Abituiamolo fin da piccolo
Nonostante la taglia ridotta, lo Shiba ha una struttura muscolo-scheletrica molto sviluppata che deve essere tenuta allenata. Ha bisogno di proprietari attivi, che amino la vita all’aria aperta e le lunghe passeggiate. Anche perché questo cane è abituato ai climi rigidi del Nord del Giappone e niente lo farà più felice di una bella corsa nella neve. Il gioco è un capitolo a parte: essendo un cane molto maturo e riservato, in genere non ama i classici giochi che fanno impazzire i nostri amici. È, quindi, importante insegnargli a giocare fin da cucciolo, indirizzando la sua vitalità anche verso attività olfattive, per esempio le piste, in omaggio al suo retaggio di cacciatore.
È UN VERO CACCIATORE: La socializzazione è d’obbligo
Visto il suo passato di cacciatore, lo Shiba conserva un forte istinto predatorio. È quindi probabile che, se avrà modo di farlo, si lancerà all’inseguimento di piccole prede, topolini, uccellini, persino gatti. Mai come nel suo caso, dunque, l’educazione ha un’importanza fondamentale, in particolare per quanto riguarda il richiamo. Allo stesso tempo è d’obbligo avviare presto la sua socializzazione verso gli esseri umani, gli altri cani ma anche i gatti, che potrebbero facilmente diventare un suo bersaglio.
BELLO E FACILE! Il mantello richiede poche cure
Lo Shiba Inu può essere rosso, nero-focato e sesamo (miscela di peli bianchi e neri) anche nelle varietà sesamo nero e sesamo rosso. Deve sempre essere presente lo urajiro, pelo biancastro sui lati del muso e sulle guance, sul lato inferiore della mascella e del collo, su petto, stomaco e parte inferiore della coda, nella parte interna degli arti. Il pelo è fitto e corto e per essere tenuto in ordine è sufficiente spazzolarlo con una certa regolarità; durante il periodo della muta le spazzolate devono essere più frequenti. Una curiosità: lo Shiba si toeletta come i gatti!
Un cane storico: Oggi è “Monumento naturale”

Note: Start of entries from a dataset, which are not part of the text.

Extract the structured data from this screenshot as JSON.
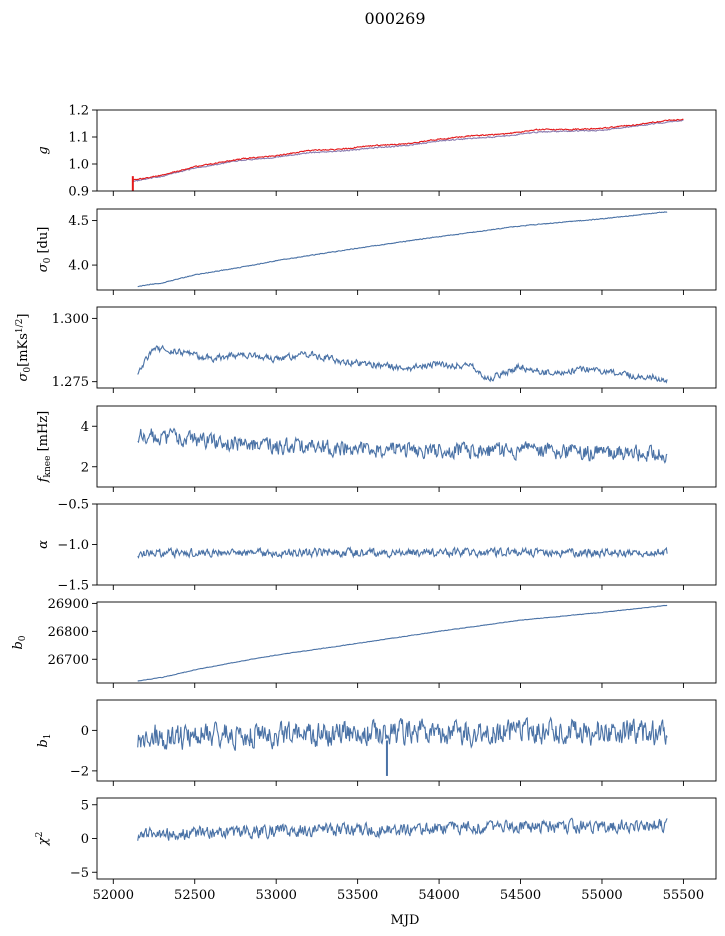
{
  "title": "000269",
  "xlabel": "MJD",
  "xlim": [
    51900,
    55700
  ],
  "xticks": [
    52000,
    52500,
    53000,
    53500,
    54000,
    54500,
    55000,
    55500
  ],
  "colors": {
    "main": "#4a72a6",
    "secondary": "#8a7bb0",
    "highlight": "#e41a1c"
  },
  "chart_data": [
    {
      "type": "line",
      "id": "g",
      "ylabel": "g",
      "ylim": [
        0.9,
        1.2
      ],
      "yticks": [
        0.9,
        1.0,
        1.1,
        1.2
      ],
      "tick_labels": [
        "0.9",
        "1.0",
        "1.1",
        "1.2"
      ],
      "series": [
        {
          "color": "#8a7bb0",
          "noise": 0.002,
          "points": [
            [
              52120,
              0.935
            ],
            [
              52300,
              0.955
            ],
            [
              52500,
              0.985
            ],
            [
              52800,
              1.015
            ],
            [
              53000,
              1.025
            ],
            [
              53200,
              1.042
            ],
            [
              53400,
              1.048
            ],
            [
              53600,
              1.06
            ],
            [
              53800,
              1.068
            ],
            [
              54000,
              1.085
            ],
            [
              54200,
              1.095
            ],
            [
              54400,
              1.103
            ],
            [
              54600,
              1.118
            ],
            [
              54800,
              1.122
            ],
            [
              55000,
              1.125
            ],
            [
              55200,
              1.14
            ],
            [
              55400,
              1.155
            ],
            [
              55500,
              1.162
            ]
          ]
        },
        {
          "color": "#e41a1c",
          "noise": 0.002,
          "points": [
            [
              52120,
              0.94
            ],
            [
              52300,
              0.958
            ],
            [
              52500,
              0.99
            ],
            [
              52800,
              1.02
            ],
            [
              53000,
              1.03
            ],
            [
              53200,
              1.05
            ],
            [
              53400,
              1.055
            ],
            [
              53600,
              1.068
            ],
            [
              53800,
              1.075
            ],
            [
              54000,
              1.092
            ],
            [
              54200,
              1.105
            ],
            [
              54400,
              1.11
            ],
            [
              54600,
              1.128
            ],
            [
              54800,
              1.128
            ],
            [
              55000,
              1.132
            ],
            [
              55200,
              1.145
            ],
            [
              55400,
              1.162
            ],
            [
              55500,
              1.165
            ]
          ]
        }
      ],
      "spike": {
        "x": 52120,
        "y_from": 0.9,
        "y_to": 0.955,
        "color": "#e41a1c"
      }
    },
    {
      "type": "line",
      "id": "sigma0_du",
      "ylabel": "σ0 [du]",
      "ylim": [
        3.72,
        4.63
      ],
      "yticks": [
        4.0,
        4.5
      ],
      "tick_labels": [
        "4.0",
        "4.5"
      ],
      "series": [
        {
          "color": "#4a72a6",
          "noise": 0.004,
          "points": [
            [
              52150,
              3.76
            ],
            [
              52300,
              3.8
            ],
            [
              52500,
              3.89
            ],
            [
              52800,
              3.98
            ],
            [
              53000,
              4.05
            ],
            [
              53500,
              4.19
            ],
            [
              54000,
              4.32
            ],
            [
              54500,
              4.44
            ],
            [
              55000,
              4.52
            ],
            [
              55400,
              4.6
            ]
          ]
        }
      ]
    },
    {
      "type": "line",
      "id": "sigma0_mk",
      "ylabel": "σ0[mKs1/2]",
      "ylim": [
        1.2725,
        1.3045
      ],
      "yticks": [
        1.275,
        1.3
      ],
      "tick_labels": [
        "1.275",
        "1.300"
      ],
      "series": [
        {
          "color": "#4a72a6",
          "noise": 0.0012,
          "points": [
            [
              52150,
              1.279
            ],
            [
              52250,
              1.288
            ],
            [
              52400,
              1.287
            ],
            [
              52600,
              1.284
            ],
            [
              52800,
              1.286
            ],
            [
              53000,
              1.284
            ],
            [
              53200,
              1.286
            ],
            [
              53400,
              1.283
            ],
            [
              53600,
              1.282
            ],
            [
              53800,
              1.28
            ],
            [
              54000,
              1.282
            ],
            [
              54200,
              1.281
            ],
            [
              54300,
              1.276
            ],
            [
              54500,
              1.281
            ],
            [
              54700,
              1.278
            ],
            [
              54900,
              1.28
            ],
            [
              55100,
              1.278
            ],
            [
              55300,
              1.277
            ],
            [
              55400,
              1.275
            ]
          ]
        }
      ]
    },
    {
      "type": "line",
      "id": "fknee",
      "ylabel": "fknee [mHz]",
      "ylim": [
        1.0,
        5.0
      ],
      "yticks": [
        2,
        4
      ],
      "tick_labels": [
        "2",
        "4"
      ],
      "series": [
        {
          "color": "#4a72a6",
          "noise": 0.35,
          "points": [
            [
              52150,
              3.6
            ],
            [
              52500,
              3.3
            ],
            [
              53000,
              3.0
            ],
            [
              53500,
              2.9
            ],
            [
              54000,
              2.8
            ],
            [
              54500,
              2.8
            ],
            [
              55000,
              2.7
            ],
            [
              55400,
              2.6
            ]
          ]
        }
      ]
    },
    {
      "type": "line",
      "id": "alpha",
      "ylabel": "α",
      "ylim": [
        -1.5,
        -0.5
      ],
      "yticks": [
        -1.5,
        -1.0,
        -0.5
      ],
      "tick_labels": [
        "−1.5",
        "−1.0",
        "−0.5"
      ],
      "series": [
        {
          "color": "#4a72a6",
          "noise": 0.045,
          "points": [
            [
              52150,
              -1.1
            ],
            [
              55400,
              -1.1
            ]
          ]
        }
      ]
    },
    {
      "type": "line",
      "id": "b0",
      "ylabel": "b0",
      "ylim": [
        26615,
        26905
      ],
      "yticks": [
        26700,
        26800,
        26900
      ],
      "tick_labels": [
        "26700",
        "26800",
        "26900"
      ],
      "series": [
        {
          "color": "#4a72a6",
          "noise": 0.8,
          "points": [
            [
              52150,
              26622
            ],
            [
              52300,
              26635
            ],
            [
              52500,
              26662
            ],
            [
              52800,
              26695
            ],
            [
              53000,
              26715
            ],
            [
              53500,
              26757
            ],
            [
              54000,
              26800
            ],
            [
              54500,
              26840
            ],
            [
              55000,
              26868
            ],
            [
              55400,
              26893
            ]
          ]
        }
      ]
    },
    {
      "type": "line",
      "id": "b1",
      "ylabel": "b1",
      "ylim": [
        -2.5,
        1.5
      ],
      "yticks": [
        -2,
        0
      ],
      "tick_labels": [
        "−2",
        "0"
      ],
      "series": [
        {
          "color": "#4a72a6",
          "noise": 0.55,
          "points": [
            [
              52150,
              -0.3
            ],
            [
              52500,
              -0.3
            ],
            [
              53000,
              -0.2
            ],
            [
              53500,
              -0.1
            ],
            [
              54000,
              -0.1
            ],
            [
              54500,
              -0.1
            ],
            [
              55000,
              -0.1
            ],
            [
              55400,
              -0.1
            ]
          ]
        }
      ],
      "spike": {
        "x": 53680,
        "y_from": -0.5,
        "y_to": -2.25,
        "color": "#4a72a6"
      }
    },
    {
      "type": "line",
      "id": "chi2",
      "ylabel": "χ2",
      "ylim": [
        -6,
        6
      ],
      "yticks": [
        -5,
        0,
        5
      ],
      "tick_labels": [
        "−5",
        "0",
        "5"
      ],
      "series": [
        {
          "color": "#4a72a6",
          "noise": 0.85,
          "points": [
            [
              52150,
              0.5
            ],
            [
              52500,
              0.8
            ],
            [
              53000,
              1.1
            ],
            [
              53500,
              1.3
            ],
            [
              54000,
              1.5
            ],
            [
              54500,
              1.7
            ],
            [
              55000,
              1.8
            ],
            [
              55400,
              2.0
            ]
          ]
        }
      ]
    }
  ]
}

Ricerche archeologiche condotte nei siti di insediamenti umani risalenti a circa 9.000 anni fa hanno portato alla luce resti di cani molto simili agli odierni Shiba Inu: ecco le prime testimonianze della presenza in Giappone di questo cane, che affiancava le popolazioni di cacciatori-raccoglitori in qualità di guardiano, avvisatore ed eccellente compagno di caccia. In particolare, nelle zone più fredde del Paese lo Shiba era impiegato nella caccia al cinghiale e all’orso: ciò spiega l’indole determinata e il forte istinto predatorio che questo piccolo cane conserva ancora oggi. Tra la seconda metà dell’Ottocento e il primo decennio del Novecento, con la progressiva apertura del Giappone alle relazioni diplomatiche e commerciali con l’Occidente, cominciarono a essere importati dalla Gran Bretagna Setter e Pointer e la caccia divenne uno sport sempre più diffuso in terra nipponica. Gli Shiba Inu cominciarono a essere incrociati con i cani inglesi e questo determinò una progressiva perdita di purezza da parte della razza. Solo negli anni Trenta fu avviato un percorso di tutela e selezione, attraverso l’accoppiamento delle migliori tipologie di cani autoctoni di piccola taglia: nel 1934 lo standard di razza fu unificato e nel 1937 lo Shiba Inu fu dichiarato “Monumento naturale del Giappone”.